What was it like running the business from your apartment?

It was very difficult. I would deliver orders out of a green minivan, and sometimes out of cabs. I would explain to store owners and distributors why this was a healthier way to feed your pets. Eventually, the business turned a profit, and I realized that I needed to take over the manufacturing of the dog food in order to ensure quality control and facilitate demand.

That’s when I decided to move back to Wisconsin to open a manufacturing plant. I knew nothing about manufacturing; it was a humbling experience. But people were so generous with their time and expertise, and I learned a lot along the way. I now have a 56,000 square foot plant in Milwaukee.

Where is Stella & Chewy’s today?

It’s doing amazingly well. We’re in over 3,000 stores across the United States and employ over 100 workers. I wanted to create a workplace that people wanted to be a part of, and I believe that I’ve done that. This year alone we’re projecting sales of over $20 million. It took a while for people to catch on to the type of dog food that Stella & Chewy’s is, which is freeze-dried and shelf-stable. But it’s organic raw meat, so it’s very healthy for your pet. People are very brand-loyal, and I’m glad that now so many of them are loyal to Stella & Chewy’s.

What advice would you give to other entrepreneur moms?
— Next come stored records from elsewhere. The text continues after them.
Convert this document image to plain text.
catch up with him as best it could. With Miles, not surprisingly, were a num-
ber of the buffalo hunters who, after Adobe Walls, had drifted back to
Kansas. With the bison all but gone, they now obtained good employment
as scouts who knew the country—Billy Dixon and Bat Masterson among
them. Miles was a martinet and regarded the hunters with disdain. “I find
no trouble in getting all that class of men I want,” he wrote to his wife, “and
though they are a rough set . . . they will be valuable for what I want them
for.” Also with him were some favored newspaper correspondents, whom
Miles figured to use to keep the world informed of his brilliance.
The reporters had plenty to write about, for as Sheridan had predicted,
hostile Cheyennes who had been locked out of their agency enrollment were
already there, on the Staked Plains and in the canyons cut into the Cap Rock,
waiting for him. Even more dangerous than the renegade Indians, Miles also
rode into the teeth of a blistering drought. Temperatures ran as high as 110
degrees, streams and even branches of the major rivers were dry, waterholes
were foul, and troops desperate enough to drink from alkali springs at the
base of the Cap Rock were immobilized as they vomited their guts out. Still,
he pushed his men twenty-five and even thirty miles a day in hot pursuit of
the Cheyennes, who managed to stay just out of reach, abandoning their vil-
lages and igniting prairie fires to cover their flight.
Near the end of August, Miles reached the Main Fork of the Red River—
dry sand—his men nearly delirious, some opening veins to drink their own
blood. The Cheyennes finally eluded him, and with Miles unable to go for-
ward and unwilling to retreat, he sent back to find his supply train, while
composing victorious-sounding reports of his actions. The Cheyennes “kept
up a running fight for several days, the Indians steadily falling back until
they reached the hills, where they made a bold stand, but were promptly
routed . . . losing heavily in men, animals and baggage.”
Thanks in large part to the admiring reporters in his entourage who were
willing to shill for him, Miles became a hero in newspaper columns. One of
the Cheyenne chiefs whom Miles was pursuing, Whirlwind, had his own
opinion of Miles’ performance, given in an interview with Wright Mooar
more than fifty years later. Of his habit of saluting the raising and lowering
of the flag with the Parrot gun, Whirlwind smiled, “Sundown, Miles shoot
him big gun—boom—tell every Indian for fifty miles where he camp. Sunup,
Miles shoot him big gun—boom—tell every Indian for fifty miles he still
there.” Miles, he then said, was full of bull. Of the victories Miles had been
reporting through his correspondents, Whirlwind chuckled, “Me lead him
It just never occurred to me to give up. I believed in my idea so much that I wanted everyone to know about it. I’m extremely passionate about Stella & Chewy’s, and while Chewy passed away, Stella is still going strong. She runs around the plant like it’s her own office. And while I’m running the company, I have my son, Charles, right at my side. I think it’s great for him to see a mom who loves what she does and also makes time for him. Maybe one day he’ll take over the company, but until then, I don’t mind being the top dog — and top mom.